Yes he has two children, one lives with him the other lives with his EX. They seem to love me. We get along very well and they think I am super cool. It seems like it took the younger one a while to warm up to me, but now things seem very good.
In regards to what my father doesn't like, he says that my BF doesn't look him in the eye when he talks to him, and he seems arrogant. He is the only family member that doesn't seem to like him.
What bothers me about my BF the most is, sometimes I feel as if he isn't paying enough attention to me. (I don't know if this is me being unreasonable, or if this is a real problem). I also do not like how he cannot seem to stop bickering with his ex wife. It's over, just stop this already. (they fight about the kids all the time, and when I say all the time, I mean like all the darn time). I feel awkward when we are supposed to be together and he is sending hateful texts back and forth with his ex. It is like I am right HERE, freakin' pay attention to me.
He seems to have gotten rid of the Tinder app, so I can say that's improvement (assuming it is really gone, which I really believe it is). He has also stopped talking about past girlfriends so much thankfully.

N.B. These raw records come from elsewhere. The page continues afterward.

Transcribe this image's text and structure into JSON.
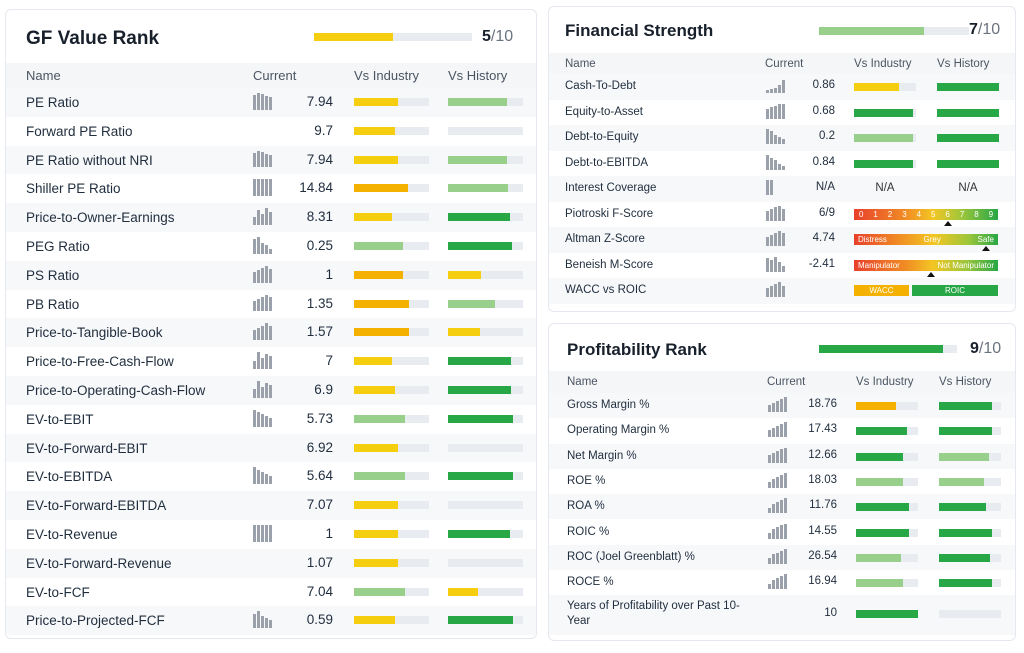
{
  "colors": {
    "yellow": "#f5cf0f",
    "orange": "#f4b100",
    "lightgreen": "#98d08b",
    "green": "#27a745",
    "track": "#e8ebf0"
  },
  "gf": {
    "title": "GF Value Rank",
    "score": "5",
    "max": "/10",
    "fill": 0.5,
    "headers": {
      "name": "Name",
      "current": "Current",
      "industry": "Vs Industry",
      "history": "Vs History"
    },
    "rows": [
      {
        "name": "PE Ratio",
        "value": "7.94",
        "spark": [
          14,
          16,
          15,
          13,
          12
        ],
        "ind": {
          "f": 0.58,
          "c": "yellow"
        },
        "his": {
          "f": 0.78,
          "c": "lightgreen"
        }
      },
      {
        "name": "Forward PE Ratio",
        "value": "9.7",
        "spark": [],
        "ind": {
          "f": 0.55,
          "c": "yellow"
        },
        "his": {
          "f": 0,
          "c": "lightgreen"
        }
      },
      {
        "name": "PE Ratio without NRI",
        "value": "7.94",
        "spark": [
          14,
          16,
          15,
          13,
          12
        ],
        "ind": {
          "f": 0.58,
          "c": "yellow"
        },
        "his": {
          "f": 0.78,
          "c": "lightgreen"
        }
      },
      {
        "name": "Shiller PE Ratio",
        "value": "14.84",
        "spark": [
          16,
          16,
          16,
          16,
          16
        ],
        "ind": {
          "f": 0.72,
          "c": "orange"
        },
        "his": {
          "f": 0.8,
          "c": "lightgreen"
        }
      },
      {
        "name": "Price-to-Owner-Earnings",
        "value": "8.31",
        "spark": [
          8,
          14,
          10,
          16,
          12
        ],
        "ind": {
          "f": 0.5,
          "c": "yellow"
        },
        "his": {
          "f": 0.82,
          "c": "green"
        }
      },
      {
        "name": "PEG Ratio",
        "value": "0.25",
        "spark": [
          14,
          16,
          10,
          8,
          5
        ],
        "ind": {
          "f": 0.65,
          "c": "lightgreen"
        },
        "his": {
          "f": 0.85,
          "c": "green"
        }
      },
      {
        "name": "PS Ratio",
        "value": "1",
        "spark": [
          10,
          12,
          14,
          16,
          13
        ],
        "ind": {
          "f": 0.65,
          "c": "orange"
        },
        "his": {
          "f": 0.44,
          "c": "yellow"
        }
      },
      {
        "name": "PB Ratio",
        "value": "1.35",
        "spark": [
          10,
          12,
          14,
          16,
          14
        ],
        "ind": {
          "f": 0.73,
          "c": "orange"
        },
        "his": {
          "f": 0.63,
          "c": "lightgreen"
        }
      },
      {
        "name": "Price-to-Tangible-Book",
        "value": "1.57",
        "spark": [
          10,
          12,
          14,
          16,
          14
        ],
        "ind": {
          "f": 0.73,
          "c": "orange"
        },
        "his": {
          "f": 0.42,
          "c": "yellow"
        }
      },
      {
        "name": "Price-to-Free-Cash-Flow",
        "value": "7",
        "spark": [
          8,
          16,
          10,
          14,
          12
        ],
        "ind": {
          "f": 0.5,
          "c": "yellow"
        },
        "his": {
          "f": 0.84,
          "c": "green"
        }
      },
      {
        "name": "Price-to-Operating-Cash-Flow",
        "value": "6.9",
        "spark": [
          8,
          16,
          10,
          14,
          12
        ],
        "ind": {
          "f": 0.55,
          "c": "yellow"
        },
        "his": {
          "f": 0.84,
          "c": "green"
        }
      },
      {
        "name": "EV-to-EBIT",
        "value": "5.73",
        "spark": [
          16,
          14,
          12,
          10,
          8
        ],
        "ind": {
          "f": 0.68,
          "c": "lightgreen"
        },
        "his": {
          "f": 0.86,
          "c": "green"
        }
      },
      {
        "name": "EV-to-Forward-EBIT",
        "value": "6.92",
        "spark": [],
        "ind": {
          "f": 0.58,
          "c": "yellow"
        },
        "his": {
          "f": 0,
          "c": "lightgreen"
        }
      },
      {
        "name": "EV-to-EBITDA",
        "value": "5.64",
        "spark": [
          16,
          14,
          12,
          10,
          8
        ],
        "ind": {
          "f": 0.68,
          "c": "lightgreen"
        },
        "his": {
          "f": 0.86,
          "c": "green"
        }
      },
      {
        "name": "EV-to-Forward-EBITDA",
        "value": "7.07",
        "spark": [],
        "ind": {
          "f": 0.58,
          "c": "yellow"
        },
        "his": {
          "f": 0,
          "c": "lightgreen"
        }
      },
      {
        "name": "EV-to-Revenue",
        "value": "1",
        "spark": [
          16,
          16,
          16,
          16,
          16
        ],
        "ind": {
          "f": 0.58,
          "c": "yellow"
        },
        "his": {
          "f": 0.82,
          "c": "green"
        }
      },
      {
        "name": "EV-to-Forward-Revenue",
        "value": "1.07",
        "spark": [],
        "ind": {
          "f": 0.58,
          "c": "yellow"
        },
        "his": {
          "f": 0,
          "c": "lightgreen"
        }
      },
      {
        "name": "EV-to-FCF",
        "value": "7.04",
        "spark": [],
        "ind": {
          "f": 0.68,
          "c": "lightgreen"
        },
        "his": {
          "f": 0.4,
          "c": "yellow"
        }
      },
      {
        "name": "Price-to-Projected-FCF",
        "value": "0.59",
        "spark": [
          14,
          16,
          12,
          10,
          8
        ],
        "ind": {
          "f": 0.55,
          "c": "yellow"
        },
        "his": {
          "f": 0.86,
          "c": "green"
        }
      }
    ]
  },
  "fs": {
    "title": "Financial Strength",
    "score": "7",
    "max": "/10",
    "fill": 0.7,
    "headers": {
      "name": "Name",
      "current": "Current",
      "industry": "Vs Industry",
      "history": "Vs History"
    },
    "rows": [
      {
        "name": "Cash-To-Debt",
        "value": "0.86",
        "spark": [
          3,
          4,
          6,
          9,
          14
        ],
        "ind": {
          "f": 0.72,
          "c": "yellow"
        },
        "his": {
          "f": 1,
          "c": "green"
        }
      },
      {
        "name": "Equity-to-Asset",
        "value": "0.68",
        "spark": [
          10,
          12,
          13,
          15,
          16
        ],
        "ind": {
          "f": 0.95,
          "c": "green"
        },
        "his": {
          "f": 1,
          "c": "green"
        }
      },
      {
        "name": "Debt-to-Equity",
        "value": "0.2",
        "spark": [
          16,
          14,
          10,
          8,
          6
        ],
        "ind": {
          "f": 0.95,
          "c": "lightgreen"
        },
        "his": {
          "f": 1,
          "c": "green"
        }
      },
      {
        "name": "Debt-to-EBITDA",
        "value": "0.84",
        "spark": [
          16,
          12,
          10,
          6,
          4
        ],
        "ind": {
          "f": 0.95,
          "c": "green"
        },
        "his": {
          "f": 1,
          "c": "green"
        }
      },
      {
        "name": "Interest Coverage",
        "value": "N/A",
        "spark": [
          16,
          16
        ],
        "na": true
      },
      {
        "name": "Piotroski F-Score",
        "value": "6/9",
        "spark": [
          10,
          12,
          14,
          16,
          12
        ],
        "type": "piotroski"
      },
      {
        "name": "Altman Z-Score",
        "value": "4.74",
        "spark": [
          10,
          12,
          14,
          16,
          14
        ],
        "type": "altman",
        "labels": [
          "Distress",
          "Grey",
          "Safe"
        ]
      },
      {
        "name": "Beneish M-Score",
        "value": "-2.41",
        "spark": [
          14,
          12,
          16,
          10,
          6
        ],
        "type": "beneish",
        "labels": [
          "Manipulator",
          "Not Manipulator"
        ]
      },
      {
        "name": "WACC vs ROIC",
        "value": "",
        "spark": [
          10,
          12,
          14,
          16,
          12
        ],
        "type": "wacc",
        "labels": [
          "WACC",
          "ROIC"
        ]
      }
    ],
    "na_text": "N/A",
    "piotroski_labels": [
      "0",
      "1",
      "2",
      "3",
      "4",
      "5",
      "6",
      "7",
      "8",
      "9"
    ]
  },
  "pr": {
    "title": "Profitability Rank",
    "score": "9",
    "max": "/10",
    "fill": 0.9,
    "headers": {
      "name": "Name",
      "current": "Current",
      "industry": "Vs Industry",
      "history": "Vs History"
    },
    "rows": [
      {
        "name": "Gross Margin %",
        "value": "18.76",
        "spark": [
          8,
          10,
          12,
          14,
          16
        ],
        "ind": {
          "f": 0.65,
          "c": "orange"
        },
        "his": {
          "f": 0.85,
          "c": "green"
        }
      },
      {
        "name": "Operating Margin %",
        "value": "17.43",
        "spark": [
          8,
          10,
          12,
          14,
          16
        ],
        "ind": {
          "f": 0.82,
          "c": "green"
        },
        "his": {
          "f": 0.85,
          "c": "green"
        }
      },
      {
        "name": "Net Margin %",
        "value": "12.66",
        "spark": [
          8,
          10,
          12,
          14,
          16
        ],
        "ind": {
          "f": 0.75,
          "c": "green"
        },
        "his": {
          "f": 0.8,
          "c": "lightgreen"
        }
      },
      {
        "name": "ROE %",
        "value": "18.03",
        "spark": [
          6,
          10,
          12,
          14,
          16
        ],
        "ind": {
          "f": 0.75,
          "c": "lightgreen"
        },
        "his": {
          "f": 0.72,
          "c": "lightgreen"
        }
      },
      {
        "name": "ROA %",
        "value": "11.76",
        "spark": [
          6,
          10,
          12,
          14,
          16
        ],
        "ind": {
          "f": 0.85,
          "c": "green"
        },
        "his": {
          "f": 0.75,
          "c": "green"
        }
      },
      {
        "name": "ROIC %",
        "value": "14.55",
        "spark": [
          6,
          10,
          12,
          14,
          16
        ],
        "ind": {
          "f": 0.85,
          "c": "green"
        },
        "his": {
          "f": 0.85,
          "c": "green"
        }
      },
      {
        "name": "ROC (Joel Greenblatt) %",
        "value": "26.54",
        "spark": [
          6,
          10,
          12,
          14,
          16
        ],
        "ind": {
          "f": 0.72,
          "c": "lightgreen"
        },
        "his": {
          "f": 0.82,
          "c": "green"
        }
      },
      {
        "name": "ROCE %",
        "value": "16.94",
        "spark": [
          6,
          10,
          12,
          14,
          16
        ],
        "ind": {
          "f": 0.75,
          "c": "lightgreen"
        },
        "his": {
          "f": 0.85,
          "c": "green"
        }
      },
      {
        "name": "Years of Profitability over Past 10-Year",
        "value": "10",
        "spark": [],
        "ind": {
          "f": 1,
          "c": "green"
        },
        "his": {
          "f": 0,
          "c": "lightgreen"
        }
      }
    ]
  }
}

I get very frustrated and angry sometimes, but I never say anything. It seems to me that I can build up a lot of anger, and then he will say something or do something sweet and I just instantly forgive it. I know that is not his fault. It is my fault for being so needy. I sometimes feel as if this all might be a huge mistake, but I keep digging myself in deeper every day. Other times I feel so incredibly happy with him that it is unbelievable.
It is no secret that I really really want to be in a relationship. I do not know why with my weird sense of values that feel as if there is nothing sadder than being single, especially if you are over a certain age. Maybe I am the only one who feels that way, but the thought of being this old and nobody loving you just makes me very sad. I know THAT is entirely not his fault, that is my own weird perception of the world. I just fear others would judge me as harshly as I judge myself.

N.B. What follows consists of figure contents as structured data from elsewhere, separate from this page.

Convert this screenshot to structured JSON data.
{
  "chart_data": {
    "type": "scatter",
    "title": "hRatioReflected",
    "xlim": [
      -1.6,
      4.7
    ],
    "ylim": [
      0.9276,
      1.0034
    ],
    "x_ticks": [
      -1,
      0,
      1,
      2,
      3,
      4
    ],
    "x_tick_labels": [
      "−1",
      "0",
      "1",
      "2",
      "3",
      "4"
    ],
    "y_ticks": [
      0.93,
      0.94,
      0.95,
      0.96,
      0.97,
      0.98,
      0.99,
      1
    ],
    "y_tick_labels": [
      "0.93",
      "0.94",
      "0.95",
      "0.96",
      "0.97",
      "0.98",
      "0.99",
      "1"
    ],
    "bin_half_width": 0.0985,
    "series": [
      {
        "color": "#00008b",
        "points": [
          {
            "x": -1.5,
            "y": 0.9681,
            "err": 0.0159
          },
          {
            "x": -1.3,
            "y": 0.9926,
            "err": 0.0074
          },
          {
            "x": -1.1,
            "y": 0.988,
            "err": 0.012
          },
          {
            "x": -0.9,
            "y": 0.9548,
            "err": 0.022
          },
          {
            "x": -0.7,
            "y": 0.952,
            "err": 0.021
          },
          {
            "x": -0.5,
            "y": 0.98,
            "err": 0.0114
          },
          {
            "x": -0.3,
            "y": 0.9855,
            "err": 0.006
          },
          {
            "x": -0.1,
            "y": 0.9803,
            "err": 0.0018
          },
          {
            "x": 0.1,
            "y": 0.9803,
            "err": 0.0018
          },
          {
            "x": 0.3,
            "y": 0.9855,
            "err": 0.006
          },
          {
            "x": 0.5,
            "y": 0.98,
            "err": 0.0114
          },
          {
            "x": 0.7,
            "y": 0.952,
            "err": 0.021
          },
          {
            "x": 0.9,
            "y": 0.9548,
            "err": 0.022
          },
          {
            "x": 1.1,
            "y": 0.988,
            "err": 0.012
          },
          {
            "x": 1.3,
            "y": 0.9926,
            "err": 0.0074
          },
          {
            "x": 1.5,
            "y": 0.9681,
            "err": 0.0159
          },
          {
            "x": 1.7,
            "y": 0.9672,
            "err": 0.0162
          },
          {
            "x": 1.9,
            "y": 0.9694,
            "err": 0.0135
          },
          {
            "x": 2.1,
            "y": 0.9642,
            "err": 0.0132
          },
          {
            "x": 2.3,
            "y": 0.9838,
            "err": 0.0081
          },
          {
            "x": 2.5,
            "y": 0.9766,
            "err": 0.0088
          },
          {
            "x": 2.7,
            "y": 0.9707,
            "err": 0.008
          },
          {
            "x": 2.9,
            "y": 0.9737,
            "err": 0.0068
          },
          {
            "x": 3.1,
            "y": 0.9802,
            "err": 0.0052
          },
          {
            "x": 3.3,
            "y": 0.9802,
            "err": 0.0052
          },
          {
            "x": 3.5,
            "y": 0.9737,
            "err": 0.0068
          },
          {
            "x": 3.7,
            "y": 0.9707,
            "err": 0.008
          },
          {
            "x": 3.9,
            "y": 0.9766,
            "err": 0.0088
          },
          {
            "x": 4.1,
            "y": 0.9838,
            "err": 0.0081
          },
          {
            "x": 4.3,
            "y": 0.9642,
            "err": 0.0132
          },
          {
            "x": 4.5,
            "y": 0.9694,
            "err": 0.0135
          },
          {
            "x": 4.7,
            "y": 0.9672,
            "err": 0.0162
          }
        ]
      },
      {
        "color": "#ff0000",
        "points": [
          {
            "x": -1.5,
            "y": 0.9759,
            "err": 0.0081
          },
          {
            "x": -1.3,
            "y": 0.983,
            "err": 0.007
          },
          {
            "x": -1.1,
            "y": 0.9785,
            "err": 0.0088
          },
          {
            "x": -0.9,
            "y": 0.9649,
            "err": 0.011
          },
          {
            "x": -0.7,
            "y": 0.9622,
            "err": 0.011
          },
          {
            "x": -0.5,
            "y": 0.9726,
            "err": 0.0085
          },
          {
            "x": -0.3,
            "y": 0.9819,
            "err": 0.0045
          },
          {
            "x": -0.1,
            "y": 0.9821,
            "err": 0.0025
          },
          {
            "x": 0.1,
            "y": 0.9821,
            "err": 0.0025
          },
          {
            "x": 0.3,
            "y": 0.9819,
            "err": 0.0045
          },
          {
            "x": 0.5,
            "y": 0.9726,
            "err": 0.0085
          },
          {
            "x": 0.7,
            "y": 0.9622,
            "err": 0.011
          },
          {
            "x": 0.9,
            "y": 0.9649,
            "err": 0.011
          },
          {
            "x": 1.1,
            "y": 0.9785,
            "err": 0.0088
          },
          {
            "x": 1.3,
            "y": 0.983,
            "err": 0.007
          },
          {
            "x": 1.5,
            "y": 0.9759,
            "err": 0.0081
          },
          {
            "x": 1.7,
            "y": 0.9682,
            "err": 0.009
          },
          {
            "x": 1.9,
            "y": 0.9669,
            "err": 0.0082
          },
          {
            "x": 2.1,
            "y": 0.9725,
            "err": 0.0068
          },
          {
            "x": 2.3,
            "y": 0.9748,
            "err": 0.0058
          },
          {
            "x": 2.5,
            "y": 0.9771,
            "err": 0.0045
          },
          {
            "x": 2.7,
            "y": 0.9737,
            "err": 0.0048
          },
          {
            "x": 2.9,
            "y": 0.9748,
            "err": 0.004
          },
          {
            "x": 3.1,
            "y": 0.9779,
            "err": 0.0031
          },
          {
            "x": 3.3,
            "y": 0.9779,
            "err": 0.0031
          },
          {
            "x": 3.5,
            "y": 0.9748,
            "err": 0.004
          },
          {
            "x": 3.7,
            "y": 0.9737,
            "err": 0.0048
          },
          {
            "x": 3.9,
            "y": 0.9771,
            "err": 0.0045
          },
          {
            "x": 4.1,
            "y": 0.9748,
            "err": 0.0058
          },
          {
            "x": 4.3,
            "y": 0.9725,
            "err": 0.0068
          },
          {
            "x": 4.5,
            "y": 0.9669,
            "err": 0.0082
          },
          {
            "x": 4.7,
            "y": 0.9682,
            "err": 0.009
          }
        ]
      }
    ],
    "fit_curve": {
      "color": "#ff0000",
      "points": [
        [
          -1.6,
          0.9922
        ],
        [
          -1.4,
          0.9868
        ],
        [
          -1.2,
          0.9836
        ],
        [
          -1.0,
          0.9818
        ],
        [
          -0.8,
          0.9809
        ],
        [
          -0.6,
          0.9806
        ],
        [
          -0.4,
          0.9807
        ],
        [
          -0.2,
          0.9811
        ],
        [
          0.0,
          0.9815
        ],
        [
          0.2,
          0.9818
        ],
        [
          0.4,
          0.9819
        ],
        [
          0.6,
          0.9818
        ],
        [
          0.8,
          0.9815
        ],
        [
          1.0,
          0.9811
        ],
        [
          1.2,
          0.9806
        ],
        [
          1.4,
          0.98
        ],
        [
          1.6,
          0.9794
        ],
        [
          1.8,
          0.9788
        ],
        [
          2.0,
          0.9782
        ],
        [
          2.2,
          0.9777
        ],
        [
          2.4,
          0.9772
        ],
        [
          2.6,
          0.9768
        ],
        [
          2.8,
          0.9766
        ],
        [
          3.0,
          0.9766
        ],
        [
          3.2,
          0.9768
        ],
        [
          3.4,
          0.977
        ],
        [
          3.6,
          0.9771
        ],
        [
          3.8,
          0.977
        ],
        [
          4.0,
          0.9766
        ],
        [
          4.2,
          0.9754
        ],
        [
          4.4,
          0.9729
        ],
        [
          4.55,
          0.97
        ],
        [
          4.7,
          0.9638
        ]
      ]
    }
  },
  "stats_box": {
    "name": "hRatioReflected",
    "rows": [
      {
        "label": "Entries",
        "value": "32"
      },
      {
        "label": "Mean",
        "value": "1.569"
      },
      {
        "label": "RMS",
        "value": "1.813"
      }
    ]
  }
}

there is nothing sadder than being single, especially if you are over a certain age. .
. It seems to me that I can build up a lot of anger, and then he will say something or do something sweet and I just instantly forgive it. I know that is not his fault. It is my fault for being so needy. I sometimes feel as if this all might be a huge mistake, but I keep digging myself in deeper every day. Other times I feel so incredibly happy with him that it is unbelievable.
It is no secret that I really really want to be in a relationship. I do not know why with my weird sense of values that feel as if there is nothing sadder than being single, especially if you are over a certain age. Maybe I am the only one who feels that way, but the thought of being this old and nobody loving you just makes me very sad. I know THAT is entirely not his fault, that is my own weird perception of the world. I just fear others would judge me as harshly as I judge myself.
Oh absolutely. I'm older than you, so a lot more sadder and much more pathetic.
But the message has been heard and I'm about to write a short profile on every internet dating site I can find both here and abroad.
The only thing I'm requiring is a pulse. Nothing else matters at this stage of my life - too old to be fussy.
But I am wondering if I should double my chances and also request women? I'm as straight as they come, but who needs to be comfortable with their partner so long as they have one...right?
What does the collective wisdom of DIS think?